Heute Nacht kam es, wie es zu befürchten war. Die Nacht war zum Vergessen und mit diesem Bericht will ich das auch tun.
Generell fühle ich mich in einer beengten Herberge mit Stockbetten (es soll auch Dreifachbetten geben!) nicht wohl. Kein Platz für die eigenen Sachen, keine Steckdose, keine frische Bettwäsche (Schlafen im Schlafsack), kein Handtuch, nur das kleine, dass ich mithabe und KEINE Intimität, zum Beispiel beim Waschen und Zähneputzen und KEINE RUHE!
Wie es heute Nacht war?
Begonnen hat es beim Schlafengehen. Alle zehn Pilger waren im Bett, da meldet sich das Mädchen von den vier jungen Deutschen (siehe Essen am Vorabend), jemand soll das Licht abschalten und die Türe zur Terrasse schließen. Licht ist gut, aber wer? Und die Türe schließen? Es hat noch fast 30° und geht ein angenehmer Wind. Im Zimmer, bei max. 25m2 für 10 Personen, wird es dann nur noch heißer. Dabei liegt sie im entferntesten Bett und im oberen Stock. Es wird sie schon kein Untier fressen, und wenn, gar so schade wäre es auch nicht. Einer ihrer drei Begleiter erfüllt ihren Wunsch und die nun folgende drückend heiße Luft war fast augenblicklich zu spüren. In diese Luft hinein, gibt einer dieser jungen Deutschen die Parole aus: "Um 5:15 stehen wir wieder auf!"
"NEIN", war meine Antwort darauf, "Es gibt Regeln, die hier sogar niedergeschrieben sind. Von 22h bis 6h ist hier Ruhe. Ab 6h könnten sie aufstehen und losziehen."
Die Antwort darauf war: "Es wird heiß morgen und sie können aufstehen, wann sie wollen."
"Nein. Alle anderen wollen schlafen. Außerdem bringt das frühe Aufstehen nichts, denn es ist bis 7h stockfinster und nicht ungefährlich".
Ich bekam nur die patzige Antwort: "Wenn es mir nicht passt, könne ich in ein Hotel gehen."
Wie recht er hat, wenn es nur eines gäbe. Meine Antwort war nicht druckreif und mit Ärger im Bauch drehte ich mich zur Wand und versuchte cool zu werden. Versucht das einmal bei den Temperaturen.

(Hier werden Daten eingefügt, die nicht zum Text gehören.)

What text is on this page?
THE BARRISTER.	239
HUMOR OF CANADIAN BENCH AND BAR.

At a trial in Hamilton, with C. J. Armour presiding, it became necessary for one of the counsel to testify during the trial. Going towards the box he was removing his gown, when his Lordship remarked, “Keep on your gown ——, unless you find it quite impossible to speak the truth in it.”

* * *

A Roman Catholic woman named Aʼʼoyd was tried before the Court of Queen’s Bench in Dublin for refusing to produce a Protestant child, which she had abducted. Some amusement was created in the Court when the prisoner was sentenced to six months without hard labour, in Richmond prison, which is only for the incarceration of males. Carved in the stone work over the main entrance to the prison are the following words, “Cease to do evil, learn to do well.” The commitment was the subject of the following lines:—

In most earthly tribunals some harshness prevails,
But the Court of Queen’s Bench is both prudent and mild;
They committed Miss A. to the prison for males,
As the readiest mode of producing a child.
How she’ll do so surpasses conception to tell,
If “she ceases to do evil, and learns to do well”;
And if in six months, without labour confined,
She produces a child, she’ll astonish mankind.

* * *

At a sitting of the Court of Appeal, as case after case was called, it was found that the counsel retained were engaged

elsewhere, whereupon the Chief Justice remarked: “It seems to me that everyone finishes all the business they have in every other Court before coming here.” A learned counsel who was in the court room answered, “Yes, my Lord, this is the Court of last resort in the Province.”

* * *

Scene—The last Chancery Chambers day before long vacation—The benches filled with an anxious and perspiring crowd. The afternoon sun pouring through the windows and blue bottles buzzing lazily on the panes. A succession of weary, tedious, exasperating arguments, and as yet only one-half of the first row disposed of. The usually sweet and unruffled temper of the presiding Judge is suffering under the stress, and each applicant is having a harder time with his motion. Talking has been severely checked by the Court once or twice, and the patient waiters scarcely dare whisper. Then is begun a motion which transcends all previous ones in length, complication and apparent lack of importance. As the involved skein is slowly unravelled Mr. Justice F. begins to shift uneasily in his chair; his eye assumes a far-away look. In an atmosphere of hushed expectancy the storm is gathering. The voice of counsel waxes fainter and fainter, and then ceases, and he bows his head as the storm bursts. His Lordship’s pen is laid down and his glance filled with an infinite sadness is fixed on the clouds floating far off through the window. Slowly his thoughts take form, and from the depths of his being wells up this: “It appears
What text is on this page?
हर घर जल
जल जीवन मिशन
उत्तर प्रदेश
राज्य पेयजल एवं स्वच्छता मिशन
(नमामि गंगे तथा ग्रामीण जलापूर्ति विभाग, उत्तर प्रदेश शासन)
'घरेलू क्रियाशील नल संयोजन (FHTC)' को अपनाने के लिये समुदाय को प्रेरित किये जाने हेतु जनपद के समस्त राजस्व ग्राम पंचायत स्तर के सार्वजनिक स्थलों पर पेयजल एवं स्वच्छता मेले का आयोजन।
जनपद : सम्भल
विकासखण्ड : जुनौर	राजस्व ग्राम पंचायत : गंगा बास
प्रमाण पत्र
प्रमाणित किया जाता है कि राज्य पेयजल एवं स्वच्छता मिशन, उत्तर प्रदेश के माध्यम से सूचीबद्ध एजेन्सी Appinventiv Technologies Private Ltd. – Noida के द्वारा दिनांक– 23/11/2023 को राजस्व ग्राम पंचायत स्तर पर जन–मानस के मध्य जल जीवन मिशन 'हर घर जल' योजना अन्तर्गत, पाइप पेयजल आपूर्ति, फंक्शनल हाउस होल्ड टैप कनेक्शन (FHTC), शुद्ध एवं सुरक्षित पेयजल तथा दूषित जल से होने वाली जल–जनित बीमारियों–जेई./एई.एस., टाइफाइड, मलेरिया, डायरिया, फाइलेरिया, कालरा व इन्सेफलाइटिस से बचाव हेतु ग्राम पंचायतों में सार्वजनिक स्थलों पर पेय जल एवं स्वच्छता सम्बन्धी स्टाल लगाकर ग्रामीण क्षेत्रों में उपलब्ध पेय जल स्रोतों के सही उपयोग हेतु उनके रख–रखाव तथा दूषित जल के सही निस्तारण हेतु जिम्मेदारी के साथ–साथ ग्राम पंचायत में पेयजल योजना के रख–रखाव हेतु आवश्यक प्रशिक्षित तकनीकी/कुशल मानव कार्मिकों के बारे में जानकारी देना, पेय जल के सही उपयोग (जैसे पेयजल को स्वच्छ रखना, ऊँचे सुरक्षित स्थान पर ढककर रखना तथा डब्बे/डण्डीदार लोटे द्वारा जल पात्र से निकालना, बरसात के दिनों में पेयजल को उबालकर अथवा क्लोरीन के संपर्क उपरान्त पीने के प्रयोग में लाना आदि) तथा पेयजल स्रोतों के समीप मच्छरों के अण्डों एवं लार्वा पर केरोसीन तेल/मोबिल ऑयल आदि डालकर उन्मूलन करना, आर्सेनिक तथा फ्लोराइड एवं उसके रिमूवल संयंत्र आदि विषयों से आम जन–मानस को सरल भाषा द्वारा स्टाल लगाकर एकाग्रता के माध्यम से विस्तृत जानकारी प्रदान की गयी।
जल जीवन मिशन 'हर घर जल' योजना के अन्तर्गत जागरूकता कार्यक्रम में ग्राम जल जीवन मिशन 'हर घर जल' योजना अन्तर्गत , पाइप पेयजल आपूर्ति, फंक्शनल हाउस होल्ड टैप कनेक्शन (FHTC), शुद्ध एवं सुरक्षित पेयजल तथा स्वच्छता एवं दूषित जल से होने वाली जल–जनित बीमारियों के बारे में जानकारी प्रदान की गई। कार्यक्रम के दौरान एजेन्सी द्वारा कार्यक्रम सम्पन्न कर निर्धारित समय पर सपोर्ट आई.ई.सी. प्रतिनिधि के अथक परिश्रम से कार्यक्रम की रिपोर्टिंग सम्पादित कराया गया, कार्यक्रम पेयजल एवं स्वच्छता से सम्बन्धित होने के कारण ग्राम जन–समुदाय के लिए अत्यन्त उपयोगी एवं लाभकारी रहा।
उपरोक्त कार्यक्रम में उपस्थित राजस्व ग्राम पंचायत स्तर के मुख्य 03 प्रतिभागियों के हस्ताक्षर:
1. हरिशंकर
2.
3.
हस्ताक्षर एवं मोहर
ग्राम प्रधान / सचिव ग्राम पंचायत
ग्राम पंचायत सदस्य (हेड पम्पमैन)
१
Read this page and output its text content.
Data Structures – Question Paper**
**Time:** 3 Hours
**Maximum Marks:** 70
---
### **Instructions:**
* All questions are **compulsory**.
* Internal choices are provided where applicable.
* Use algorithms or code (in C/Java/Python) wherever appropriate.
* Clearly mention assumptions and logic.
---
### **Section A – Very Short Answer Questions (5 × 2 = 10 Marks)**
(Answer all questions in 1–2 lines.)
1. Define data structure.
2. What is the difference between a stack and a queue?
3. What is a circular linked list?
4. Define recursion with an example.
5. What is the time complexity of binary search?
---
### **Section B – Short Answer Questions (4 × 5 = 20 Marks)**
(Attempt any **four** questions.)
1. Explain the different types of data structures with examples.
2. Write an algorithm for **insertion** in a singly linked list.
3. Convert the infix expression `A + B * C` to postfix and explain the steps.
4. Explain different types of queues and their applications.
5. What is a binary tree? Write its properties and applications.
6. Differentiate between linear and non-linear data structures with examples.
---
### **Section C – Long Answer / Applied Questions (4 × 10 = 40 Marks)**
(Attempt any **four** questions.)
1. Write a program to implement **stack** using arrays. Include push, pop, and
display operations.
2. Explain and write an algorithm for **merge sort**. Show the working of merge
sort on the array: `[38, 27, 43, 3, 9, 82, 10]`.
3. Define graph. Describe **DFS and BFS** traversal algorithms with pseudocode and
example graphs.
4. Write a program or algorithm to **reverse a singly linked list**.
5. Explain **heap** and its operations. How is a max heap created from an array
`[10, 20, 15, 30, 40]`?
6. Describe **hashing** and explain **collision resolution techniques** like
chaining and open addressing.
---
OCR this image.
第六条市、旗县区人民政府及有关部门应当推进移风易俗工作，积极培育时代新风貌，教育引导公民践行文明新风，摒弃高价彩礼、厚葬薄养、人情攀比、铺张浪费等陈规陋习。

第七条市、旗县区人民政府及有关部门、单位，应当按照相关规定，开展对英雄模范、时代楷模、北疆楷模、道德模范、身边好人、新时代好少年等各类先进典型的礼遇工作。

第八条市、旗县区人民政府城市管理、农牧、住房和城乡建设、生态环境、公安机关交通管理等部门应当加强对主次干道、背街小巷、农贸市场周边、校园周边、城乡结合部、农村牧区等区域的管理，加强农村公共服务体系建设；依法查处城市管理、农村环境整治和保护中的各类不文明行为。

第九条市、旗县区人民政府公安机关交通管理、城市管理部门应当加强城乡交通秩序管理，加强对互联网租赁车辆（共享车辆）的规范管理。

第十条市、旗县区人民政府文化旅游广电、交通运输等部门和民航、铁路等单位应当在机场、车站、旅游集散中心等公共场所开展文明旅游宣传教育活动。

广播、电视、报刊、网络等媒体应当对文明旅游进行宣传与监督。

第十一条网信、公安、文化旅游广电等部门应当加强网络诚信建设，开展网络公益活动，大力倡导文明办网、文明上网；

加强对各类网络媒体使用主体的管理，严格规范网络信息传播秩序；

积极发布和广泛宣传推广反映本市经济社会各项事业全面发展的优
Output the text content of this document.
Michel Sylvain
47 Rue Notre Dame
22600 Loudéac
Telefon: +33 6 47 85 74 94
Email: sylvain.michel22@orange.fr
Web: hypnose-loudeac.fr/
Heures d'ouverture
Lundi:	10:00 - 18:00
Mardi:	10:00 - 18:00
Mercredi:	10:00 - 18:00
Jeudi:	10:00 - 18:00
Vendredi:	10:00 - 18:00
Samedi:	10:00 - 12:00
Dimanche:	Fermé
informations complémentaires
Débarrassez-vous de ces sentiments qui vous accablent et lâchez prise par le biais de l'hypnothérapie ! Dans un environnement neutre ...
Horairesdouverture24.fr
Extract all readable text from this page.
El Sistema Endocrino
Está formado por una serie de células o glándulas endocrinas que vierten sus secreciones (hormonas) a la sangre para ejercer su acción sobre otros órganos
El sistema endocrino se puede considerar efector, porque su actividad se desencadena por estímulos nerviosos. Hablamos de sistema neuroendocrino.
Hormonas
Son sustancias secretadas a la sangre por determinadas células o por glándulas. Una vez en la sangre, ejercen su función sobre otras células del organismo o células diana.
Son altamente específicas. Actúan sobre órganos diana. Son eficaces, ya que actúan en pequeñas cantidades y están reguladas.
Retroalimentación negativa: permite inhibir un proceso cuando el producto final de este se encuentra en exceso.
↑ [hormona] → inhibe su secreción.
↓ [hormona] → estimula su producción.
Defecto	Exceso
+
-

Das war aber erst der Beginn einer schlaflosen Nacht. Die Betten waren ein Holzriegelgestell mit einer Spannplatte als Einsatz. Wenn man sich bewegte, dann knarrte und quietschte das ganze Bett, besonders bei Bewegungen des oberen Bettpartners. Mein junger Deutscher ober mir hatte ca. 100Kg und wenn sich der bewegte, dann hörte sich dass einem mittleren Gewitterdonner an. Und der junge Mann muss auch an der Hitze mit Einschlafproblemen gekämpft haben. In seinem Beruf muss er Ventilator in einer Großküche sein. In einer Regelmäßigkeit von 30 Sekunden bis 3 Minuten drehte er sich um und warf sich auf die andere Seite. Bei dem Gekrache ober mir, war an ein Schlafen nicht zu denken und so zählte ich die Glockenschläge der nahen Kirche mit. Warum die Kirchturmuhr schlug, weiß ich auch nicht, schließlich war auch die Kirche verschlossen.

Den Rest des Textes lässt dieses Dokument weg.